Using Spark-submit and Java SDK, carry out machine learning with PySpark.

Using Spark-submit and Java SDK, complete, 3. Machine Learning with PySpark, from the Getting Started with Oracle Cloud Infrastructure Data Flow tutorial.
  1. Complete exercise 1. ETL with Java, before attempting this exercise.

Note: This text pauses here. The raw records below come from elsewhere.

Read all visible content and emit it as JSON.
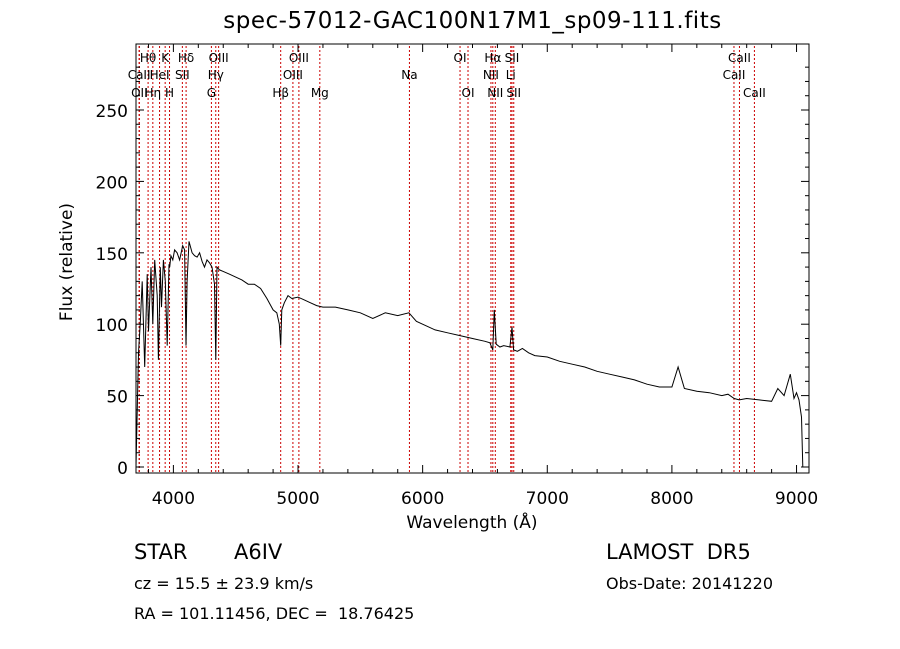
{
  "chart_data": {
    "type": "line",
    "title": "spec-57012-GAC100N17M1_sp09-111.fits",
    "xlabel": "Wavelength (Å)",
    "ylabel": "Flux (relative)",
    "xlim": [
      3700,
      9100
    ],
    "ylim": [
      0,
      290
    ],
    "xticks": [
      4000,
      5000,
      6000,
      7000,
      8000,
      9000
    ],
    "xtick_labels": [
      "4000",
      "5000",
      "6000",
      "7000",
      "8000",
      "9000"
    ],
    "yticks": [
      0,
      50,
      100,
      150,
      200,
      250
    ],
    "ytick_labels": [
      "0",
      "50",
      "100",
      "150",
      "200",
      "250"
    ],
    "grid": false,
    "series": [
      {
        "x": [
          3700,
          3720,
          3734,
          3750,
          3770,
          3790,
          3800,
          3820,
          3835,
          3850,
          3870,
          3880,
          3895,
          3905,
          3920,
          3935,
          3950,
          3965,
          3970,
          3980,
          3995,
          4010,
          4030,
          4050,
          4075,
          4090,
          4101,
          4110,
          4125,
          4150,
          4170,
          4190,
          4210,
          4230,
          4250,
          4270,
          4290,
          4310,
          4330,
          4340,
          4350,
          4370,
          4400,
          4450,
          4500,
          4550,
          4600,
          4650,
          4700,
          4750,
          4800,
          4830,
          4850,
          4861,
          4870,
          4890,
          4920,
          4950,
          5000,
          5050,
          5100,
          5150,
          5200,
          5300,
          5400,
          5500,
          5600,
          5700,
          5800,
          5890,
          5950,
          6000,
          6100,
          6200,
          6300,
          6400,
          6500,
          6540,
          6563,
          6575,
          6590,
          6620,
          6650,
          6700,
          6717,
          6730,
          6760,
          6800,
          6850,
          6900,
          7000,
          7100,
          7200,
          7300,
          7400,
          7500,
          7600,
          7700,
          7800,
          7900,
          8000,
          8050,
          8100,
          8200,
          8300,
          8400,
          8450,
          8500,
          8540,
          8600,
          8700,
          8800,
          8850,
          8900,
          8950,
          8980,
          9000,
          9020,
          9040,
          9050
        ],
        "y": [
          0,
          80,
          100,
          130,
          70,
          135,
          95,
          140,
          100,
          145,
          120,
          75,
          140,
          112,
          145,
          130,
          85,
          142,
          140,
          148,
          145,
          152,
          150,
          145,
          155,
          152,
          85,
          130,
          158,
          150,
          148,
          147,
          150,
          144,
          140,
          145,
          143,
          140,
          128,
          75,
          140,
          138,
          137,
          135,
          133,
          131,
          128,
          128,
          125,
          118,
          110,
          108,
          100,
          85,
          110,
          115,
          120,
          118,
          119,
          117,
          115,
          113,
          112,
          112,
          110,
          108,
          104,
          108,
          106,
          108,
          102,
          100,
          96,
          94,
          92,
          90,
          88,
          87,
          82,
          110,
          86,
          84,
          85,
          84,
          98,
          82,
          81,
          83,
          80,
          78,
          77,
          74,
          72,
          70,
          67,
          65,
          63,
          61,
          58,
          56,
          56,
          70,
          55,
          53,
          52,
          50,
          51,
          48,
          47,
          48,
          47,
          46,
          55,
          50,
          65,
          48,
          52,
          47,
          35,
          0
        ]
      }
    ],
    "line_markers": [
      {
        "label": "Hθ",
        "x": 3797,
        "row": 1
      },
      {
        "label": "CaII",
        "x": 3725,
        "row": 2
      },
      {
        "label": "OII",
        "x": 3727,
        "row": 3
      },
      {
        "label": "Hη",
        "x": 3835,
        "row": 3
      },
      {
        "label": "K",
        "x": 3934,
        "row": 1
      },
      {
        "label": "HeI",
        "x": 3889,
        "row": 2
      },
      {
        "label": "H",
        "x": 3969,
        "row": 3
      },
      {
        "label": "Hδ",
        "x": 4102,
        "row": 1
      },
      {
        "label": "SII",
        "x": 4072,
        "row": 2
      },
      {
        "label": "OIII",
        "x": 4363,
        "row": 1
      },
      {
        "label": "Hγ",
        "x": 4340,
        "row": 2
      },
      {
        "label": "G",
        "x": 4305,
        "row": 3
      },
      {
        "label": "Hβ",
        "x": 4861,
        "row": 3
      },
      {
        "label": "OIII",
        "x": 5007,
        "row": 1
      },
      {
        "label": "OIII",
        "x": 4959,
        "row": 2
      },
      {
        "label": "Mg",
        "x": 5175,
        "row": 3
      },
      {
        "label": "Na",
        "x": 5894,
        "row": 2
      },
      {
        "label": "OI",
        "x": 6300,
        "row": 1
      },
      {
        "label": "OI",
        "x": 6364,
        "row": 3
      },
      {
        "label": "Hα",
        "x": 6563,
        "row": 1
      },
      {
        "label": "NII",
        "x": 6548,
        "row": 2
      },
      {
        "label": "NII",
        "x": 6583,
        "row": 3
      },
      {
        "label": "SII",
        "x": 6717,
        "row": 1
      },
      {
        "label": "Li",
        "x": 6707,
        "row": 2
      },
      {
        "label": "SII",
        "x": 6731,
        "row": 3
      },
      {
        "label": "CaII",
        "x": 8542,
        "row": 1
      },
      {
        "label": "CaII",
        "x": 8498,
        "row": 2
      },
      {
        "label": "CaII",
        "x": 8662,
        "row": 3
      }
    ],
    "line_color": "#000000",
    "marker_color": "#cc0000"
  },
  "info": {
    "class": "STAR",
    "subclass": "A6IV",
    "survey": "LAMOST  DR5",
    "cz": "cz = 15.5 ± 23.9 km/s",
    "obsdate": "Obs-Date: 20141220",
    "coords": "RA = 101.11456, DEC =  18.76425"
  }
}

The results are used in this exercise.
  2. Run the following code:
    public class PySParkMLExample {
     
      private static Logger logger = LoggerFactory.getLogger(PySParkMLExample.class);
      String compartmentId = "<compartment-id>"; // need to change comapartment id
     
      public static void main(String[] ars){
        System.out.println("ML_PySpark Tutorial");
        new PySParkMLExample().createRun();
      }
     
      public void createRun(){
     
        ConfigFileReader.ConfigFile configFile = null;
        // Authentication Using config from ~/.oci/config file
        try {
          configFile = ConfigFileReader.parseDefault();
        }catch (IOException ie){
          logger.error("Need to fix the config for Authentication ", ie);
          return;
        }
     
        try {
        AuthenticationDetailsProvider provider =
            new ConfigFileAuthenticationDetailsProvider(configFile);
     
        DataFlowClient client = new DataFlowClient(provider);
        client.setRegion(Region.US_PHOENIX_1);
     
        String executeString = "oci://oow_2019_dataflow_lab@idehhejtnbtc/oow_2019_dataflow_lab/usercontent/oow_lab_2019_pyspark_ml.py oci://<bucket-name>@<namespace-name>/output/optimized_listings";
     
        CreateRunResponse response;
     
        CreateRunDetails runDetails = CreateRunDetails.builder()
            .compartmentId(compartmentId).displayName("Tutorial_3_ML_PySpark").execute(executeString)
            .build();
     
        CreateRunRequest runRequest = CreateRunRequest.builder().createRunDetails(runDetails).build();
        CreateRunResponse response = client.createRun(runRequest);
     
        logger.info("Successful run creation for ML_PySpark with OpcRequestID: "+response.getOpcRequestId()
            +" and Run ID: "+response.getRun().getId());
     
        }catch (Exception e){
          logger.error("Exception creating run for ML_PySpark ", e);
        }
     
     
      }
    }

What's Next

Use Spark-submit and the CLI in other situations.

You can use spark-submit and Java SDK to create and run Java, Python, or SQL applications with Data Flow, and explore the results. Data Flow handles all details of deployment, tear down, log management, security, and UI access. With Data Flow, you focus on developing Spark applications without worrying about the infrastructure.